Consider the following equation:
$x_1 + x_2 + \cdots + x_r = n,~~$ where $~~0\leq x_{i}\leq n, \forall i$
The number of integral solutions to the above equation = ${n+r-1 \choose r-1}$.
Consider the following result:
$\Sigma_{n=0}^{N} {n+r-1\choose r-1} = {N+r \choose r}$
The above result can be proved using induction. Is there an algebraic way of proving the above result? More importantly, is there an intuitive "combinatorial argument" that justifies the above result?
On
We have $N+r$ different doughnuts lined up in a row. How many ways can we choose $r$ of them for breakfast? We count this in two different ways.
The simple way gives $\binom{N+r}{r}$. We now count in a more complicated way.
Suppose that the $r$-th doughnut is the rightmost one chosen. Then there are $\binom{0+r-1}{r-1}$ ways to choose the remaining $r-1$ doughnuts.
Suppose that the $(1+r)$-th doughnut is the rightmost one chosen.

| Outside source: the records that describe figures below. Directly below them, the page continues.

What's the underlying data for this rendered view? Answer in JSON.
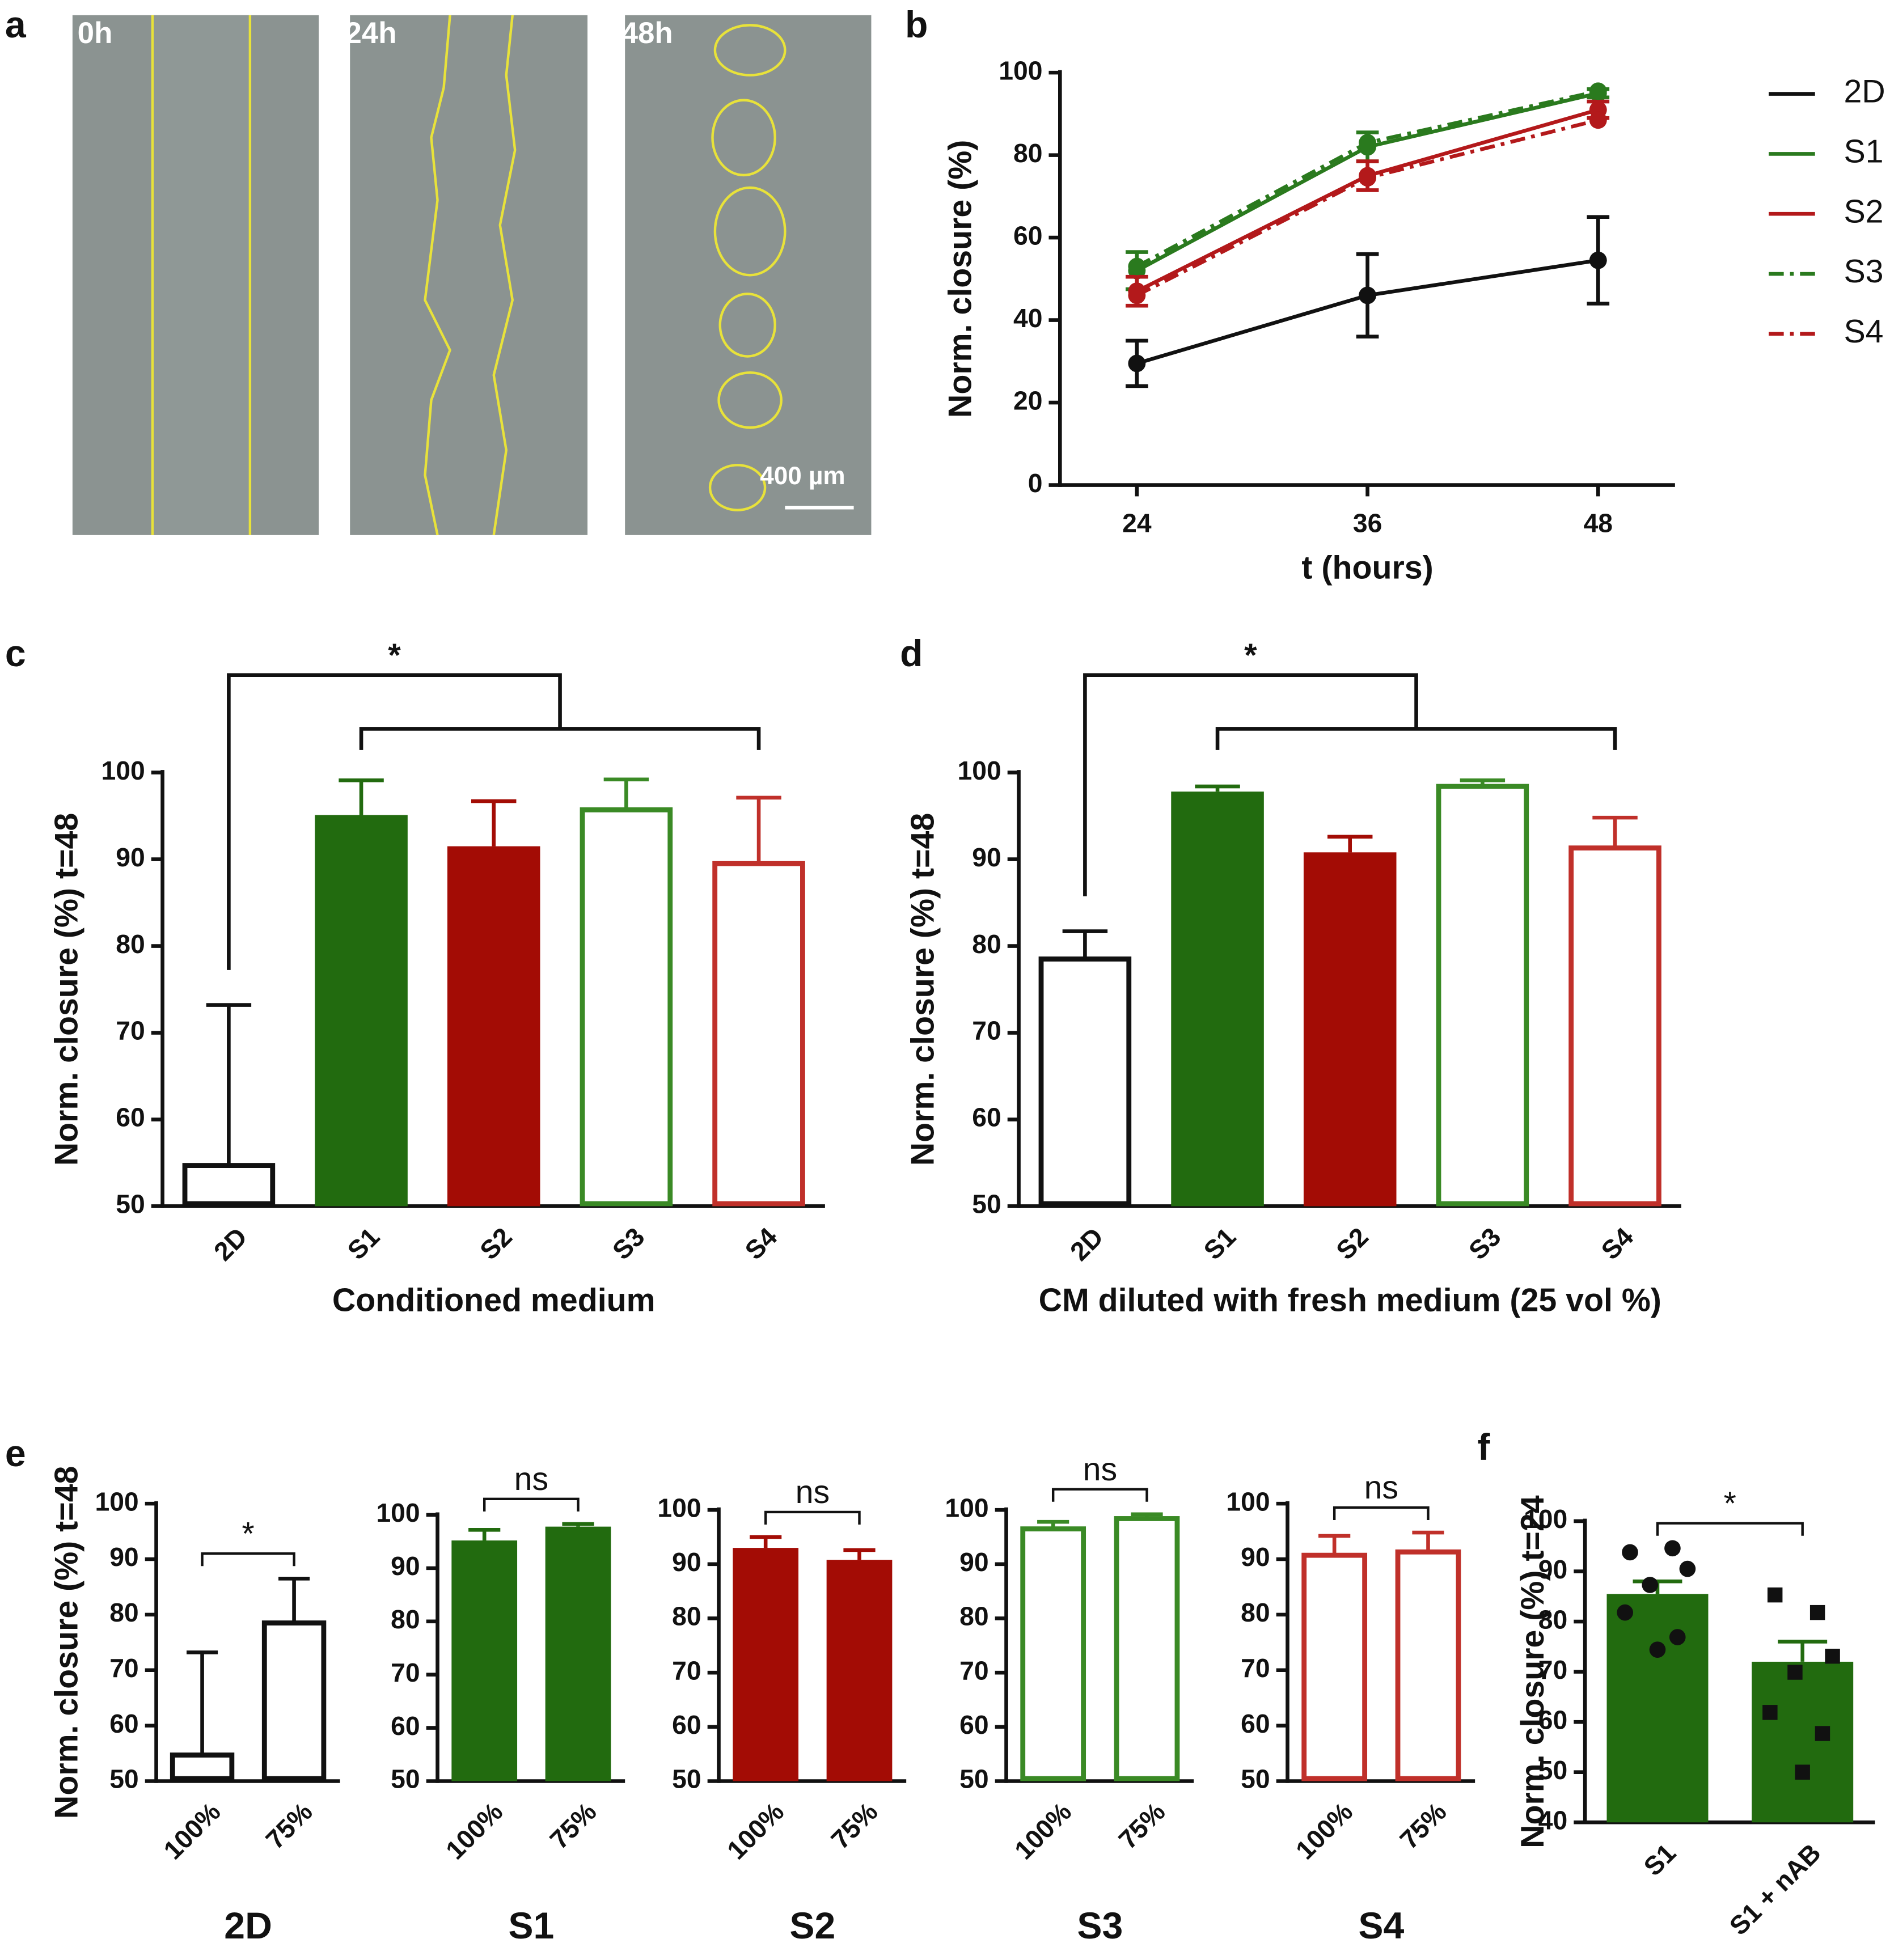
{
  "image_panel": {
    "panel": "a",
    "labels": [
      "0h",
      "24h",
      "48h"
    ],
    "scale_bar": "400 µm"
  },
  "chart_data": [
    {
      "type": "line",
      "panel": "b",
      "xlabel": "t (hours)",
      "ylabel": "Norm. closure (%)",
      "x": [
        24,
        36,
        48
      ],
      "xlim": [
        20,
        52
      ],
      "xticks": [
        24,
        36,
        48
      ],
      "ylim": [
        0,
        100
      ],
      "yticks": [
        0,
        20,
        40,
        60,
        80,
        100
      ],
      "legend": "right",
      "series": [
        {
          "name": "2D",
          "color": "#111111",
          "dash": false,
          "values": [
            29.5,
            46,
            54.5
          ],
          "errors": [
            5.5,
            10,
            10.5
          ]
        },
        {
          "name": "S1",
          "color": "#2a7a1e",
          "dash": false,
          "values": [
            52,
            82,
            95
          ],
          "errors": [
            4.5,
            3.5,
            1
          ]
        },
        {
          "name": "S2",
          "color": "#b3191b",
          "dash": false,
          "values": [
            47,
            75,
            91
          ],
          "errors": [
            3.5,
            3.5,
            2
          ]
        },
        {
          "name": "S3",
          "color": "#2a7a1e",
          "dash": true,
          "values": [
            53,
            83,
            95.5
          ]
        },
        {
          "name": "S4",
          "color": "#b3191b",
          "dash": true,
          "values": [
            46,
            74.5,
            88.5
          ]
        }
      ]
    },
    {
      "type": "bar",
      "panel": "c",
      "xlabel": "Conditioned medium",
      "ylabel": "Norm.  closure (%) t=48",
      "annotation": "*",
      "categories": [
        "2D",
        "S1",
        "S2",
        "S3",
        "S4"
      ],
      "values": [
        54.7,
        95.1,
        91.5,
        95.7,
        89.5
      ],
      "errors": [
        18.5,
        4,
        5.2,
        3.5,
        7.6
      ],
      "colors": [
        "#111111",
        "#226b0f",
        "#a30c05",
        "#3a8a25",
        "#c0302a"
      ],
      "filled": [
        false,
        true,
        true,
        false,
        false
      ],
      "ylim": [
        50,
        100
      ],
      "yticks": [
        50,
        60,
        70,
        80,
        90,
        100
      ]
    },
    {
      "type": "bar",
      "panel": "d",
      "xlabel": "CM diluted with fresh medium (25 vol %)",
      "ylabel": "Norm.  closure (%) t=48",
      "annotation": "*",
      "categories": [
        "2D",
        "S1",
        "S2",
        "S3",
        "S4"
      ],
      "values": [
        78.5,
        97.8,
        90.8,
        98.4,
        91.3
      ],
      "errors": [
        3.2,
        0.6,
        1.8,
        0.7,
        3.5
      ],
      "colors": [
        "#111111",
        "#226b0f",
        "#a30c05",
        "#3a8a25",
        "#c0302a"
      ],
      "filled": [
        false,
        true,
        true,
        false,
        false
      ],
      "ylim": [
        50,
        100
      ],
      "yticks": [
        50,
        60,
        70,
        80,
        90,
        100
      ]
    },
    {
      "type": "bar",
      "panel": "e",
      "xlabel": "2D",
      "ylabel": "Norm. closure (%) t=48",
      "annotation": "*",
      "categories": [
        "100%",
        "75%"
      ],
      "values": [
        54.7,
        78.5
      ],
      "errors": [
        18.5,
        8
      ],
      "colors": [
        "#111111",
        "#111111"
      ],
      "filled": [
        false,
        false
      ],
      "ylim": [
        50,
        100
      ],
      "yticks": [
        50,
        60,
        70,
        80,
        90,
        100
      ]
    },
    {
      "type": "bar",
      "xlabel": "S1",
      "annotation": "ns",
      "categories": [
        "100%",
        "75%"
      ],
      "values": [
        95.2,
        97.8
      ],
      "errors": [
        2,
        0.5
      ],
      "colors": [
        "#226b0f",
        "#226b0f"
      ],
      "filled": [
        true,
        true
      ],
      "ylim": [
        50,
        100
      ],
      "yticks": [
        50,
        60,
        70,
        80,
        90,
        100
      ]
    },
    {
      "type": "bar",
      "xlabel": "S2",
      "annotation": "ns",
      "categories": [
        "100%",
        "75%"
      ],
      "values": [
        93,
        90.8
      ],
      "errors": [
        2,
        1.8
      ],
      "colors": [
        "#a30c05",
        "#a30c05"
      ],
      "filled": [
        true,
        true
      ],
      "ylim": [
        50,
        100
      ],
      "yticks": [
        50,
        60,
        70,
        80,
        90,
        100
      ]
    },
    {
      "type": "bar",
      "xlabel": "S3",
      "annotation": "ns",
      "categories": [
        "100%",
        "75%"
      ],
      "values": [
        96.5,
        98.4
      ],
      "errors": [
        1.3,
        0.8
      ],
      "colors": [
        "#3a8a25",
        "#3a8a25"
      ],
      "filled": [
        false,
        false
      ],
      "ylim": [
        50,
        100
      ],
      "yticks": [
        50,
        60,
        70,
        80,
        90,
        100
      ]
    },
    {
      "type": "bar",
      "xlabel": "S4",
      "annotation": "ns",
      "categories": [
        "100%",
        "75%"
      ],
      "values": [
        90.7,
        91.3
      ],
      "errors": [
        3.5,
        3.5
      ],
      "colors": [
        "#c0302a",
        "#c0302a"
      ],
      "filled": [
        false,
        false
      ],
      "ylim": [
        50,
        100
      ],
      "yticks": [
        50,
        60,
        70,
        80,
        90,
        100
      ]
    },
    {
      "type": "bar",
      "panel": "f",
      "ylabel": "Norm. closure (%) t=24",
      "annotation": "*",
      "categories": [
        "S1",
        "S1 + nAB"
      ],
      "values": [
        85.5,
        72
      ],
      "errors": [
        2.5,
        4
      ],
      "colors": [
        "#226b0f",
        "#226b0f"
      ],
      "filled": [
        true,
        true
      ],
      "ylim": [
        40,
        100
      ],
      "yticks": [
        40,
        50,
        60,
        70,
        80,
        90,
        100
      ],
      "markers": [
        "circle",
        "square"
      ],
      "points": [
        [
          93.8,
          94.6,
          90.5,
          87.3,
          81.8,
          76.9,
          74.4
        ],
        [
          85.3,
          81.8,
          73.1,
          69.9,
          61.9,
          57.7,
          50
        ]
      ]
    }
  ]
}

Then there are $\binom{1+r-1}{r-1}$ ways to choose the remaining $r-1$ doughnuts.
Suppose that the $(2+r)$-th doughnut is the rightmost one chosen. Then there are $\binom{2+r-1}{r-1}$ ways to choose the remaining $r-1$ doughnuts.
And so on. Finally, if the $(N+r)$-th doughnut is the rightmost one chosen, there are $\binom{N+r-1}{r-1}$ to choose the remaining $r-1$ doughnuts.
Add up.
On
You asked about an algebraic proof. Consider the identity $$(1+x)^{-1} \cdot (1+x)^{-r} = (1+x)^{-r-1}$$ Expand everything by the Binomial Theorem for negative exponents: $$\sum_{i=0}^{\infty} x^i \cdot \sum_{n=0}^{\infty} \binom{r+n-1}{r-1} x^n= \sum_{N=0}^{\infty} \binom{r+N}{r} x^N$$ The coefficient of $x^N$ on the left hand side is $\sum_{n=0}^N \binom{r+n-1}{r-1}$; the coefficient on the right hand side is $\binom{r+N}{r}$.
Regarding your second question, $\binom{N+r}{r}$ is the number of outcomes of selecting $r$ integers from $\{1,2,\ldots,N+r\}$. Suppose we want to organize these outcomes by the maximum integer selected. To count the number of outcomes whose maximum integer is $n+r$, then we need to select $r-1$ other integers from $\{1,\ldots, n+r-1\}$, so there are $\binom{n+r-1}{r-1}$ such outcomes. Adding up over all possible maximums $r,r+1,\ldots,N+r$, we have $\sum_{n=0}^N \binom{n+r-1}{r-1}$.
To see the connection to your first question, see the hint by Johannes. To count all possible ways to satisfy $x_1+\cdots+x_r=n$, you can organize them by the possible ways $x_1+\cdots+x_{r-1} \le n$.